A Consumer’s Guide to Non-Admitted Insurance Companies

An admitted insurance company (also known as a “licensed” or “authorized” company) is one that holds a license issued by the insurance regulators in a particular state. (The Department of Financial Services regulates insurance in New York). A non-admitted company (also known as an “unlicensed” or “unauthorized” company) does not hold a license for that state. Nevertheless, it is legal for a non-admitted company to sell insurance there. In New York, non-admitted companies must meet financial strength requirements before brokers may obtain insurance coverage from them.

The New York State Department of Financial Services does not approve or disapprove policy forms or premium rates that non-admitted insurance companies use. Instead, the department regulates the brokers who obtain coverage from these companies. The brokers, known in New York as “excess line brokers,” must comply with state laws and regulations that limit their ability to use non-admitted companies. For example, in most cases, at least three admitted companies must reject an application for insurance before the excess line broker can obtain coverage for that client from a non-admitted company. The broker must give the buyer a clear notice when he obtains coverage from a non-admitted company.

Non-admitted insurance companies are neither good nor bad. There are advantages and disadvantages to purchasing coverage from them. They may offer types of coverage that licensed companies do not offer. They may also charge much higher premiums than their licensed competitors can for the same coverage. The higher premiums may entice them to insure business operations that licensed companies do not want. However, their policy forms may reduce or eliminate coverage that a particular business needs.

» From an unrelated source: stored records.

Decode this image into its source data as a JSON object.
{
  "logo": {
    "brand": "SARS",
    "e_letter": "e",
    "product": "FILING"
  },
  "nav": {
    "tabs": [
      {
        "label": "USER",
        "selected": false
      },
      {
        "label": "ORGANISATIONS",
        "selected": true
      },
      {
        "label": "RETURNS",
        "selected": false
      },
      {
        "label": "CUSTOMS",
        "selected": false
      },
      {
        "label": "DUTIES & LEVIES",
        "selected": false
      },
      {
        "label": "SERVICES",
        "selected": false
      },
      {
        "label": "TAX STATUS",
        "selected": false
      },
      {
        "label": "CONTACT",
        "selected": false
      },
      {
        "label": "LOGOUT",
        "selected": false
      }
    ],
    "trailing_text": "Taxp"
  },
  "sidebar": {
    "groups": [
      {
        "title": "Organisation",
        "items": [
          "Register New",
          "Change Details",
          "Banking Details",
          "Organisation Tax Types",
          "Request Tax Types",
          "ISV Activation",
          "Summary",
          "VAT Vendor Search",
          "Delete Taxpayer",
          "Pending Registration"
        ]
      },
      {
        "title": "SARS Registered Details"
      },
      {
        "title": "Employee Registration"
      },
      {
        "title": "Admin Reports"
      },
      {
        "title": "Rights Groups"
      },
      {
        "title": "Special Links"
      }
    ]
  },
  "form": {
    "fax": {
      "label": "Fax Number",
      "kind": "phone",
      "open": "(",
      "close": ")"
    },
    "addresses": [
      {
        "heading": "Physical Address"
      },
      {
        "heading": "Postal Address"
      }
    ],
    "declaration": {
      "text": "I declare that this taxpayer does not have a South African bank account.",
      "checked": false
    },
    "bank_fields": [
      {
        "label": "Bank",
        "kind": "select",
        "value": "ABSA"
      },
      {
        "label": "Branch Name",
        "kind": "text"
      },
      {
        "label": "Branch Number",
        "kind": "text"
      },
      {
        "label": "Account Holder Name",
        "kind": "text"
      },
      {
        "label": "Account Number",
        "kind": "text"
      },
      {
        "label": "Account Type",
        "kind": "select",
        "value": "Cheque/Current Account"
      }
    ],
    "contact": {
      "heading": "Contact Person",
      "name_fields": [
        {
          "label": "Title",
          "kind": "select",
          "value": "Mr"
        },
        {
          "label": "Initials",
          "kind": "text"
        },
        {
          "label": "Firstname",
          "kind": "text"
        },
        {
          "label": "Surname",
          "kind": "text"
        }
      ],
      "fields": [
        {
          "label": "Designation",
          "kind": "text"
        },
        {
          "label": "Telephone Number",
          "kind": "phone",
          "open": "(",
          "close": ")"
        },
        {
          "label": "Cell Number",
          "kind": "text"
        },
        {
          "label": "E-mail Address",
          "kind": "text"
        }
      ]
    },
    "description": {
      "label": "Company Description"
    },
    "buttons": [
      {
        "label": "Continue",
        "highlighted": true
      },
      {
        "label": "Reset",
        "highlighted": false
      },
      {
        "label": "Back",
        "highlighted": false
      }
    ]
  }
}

In addition, state guaranty funds normally do not protect buyers of policies from non-admitted companies. A guaranty fund is a pool of money, required by state law, which protects an insurance buyer in case the company runs so low on money that it becomes unable to pay claims. All admitted insurance companies must pay assessments to maintain the guaranty fund. In New York, most property and casualty insurance policies are covered by the Property/Casualty Insurance Security Fund. This fund pays up to $1,000,000 for a claim left unpaid by an otherwise covered insurance policy. However, by law the fund cannot pay for claims left unpaid under a policy issued by a non-admitted company.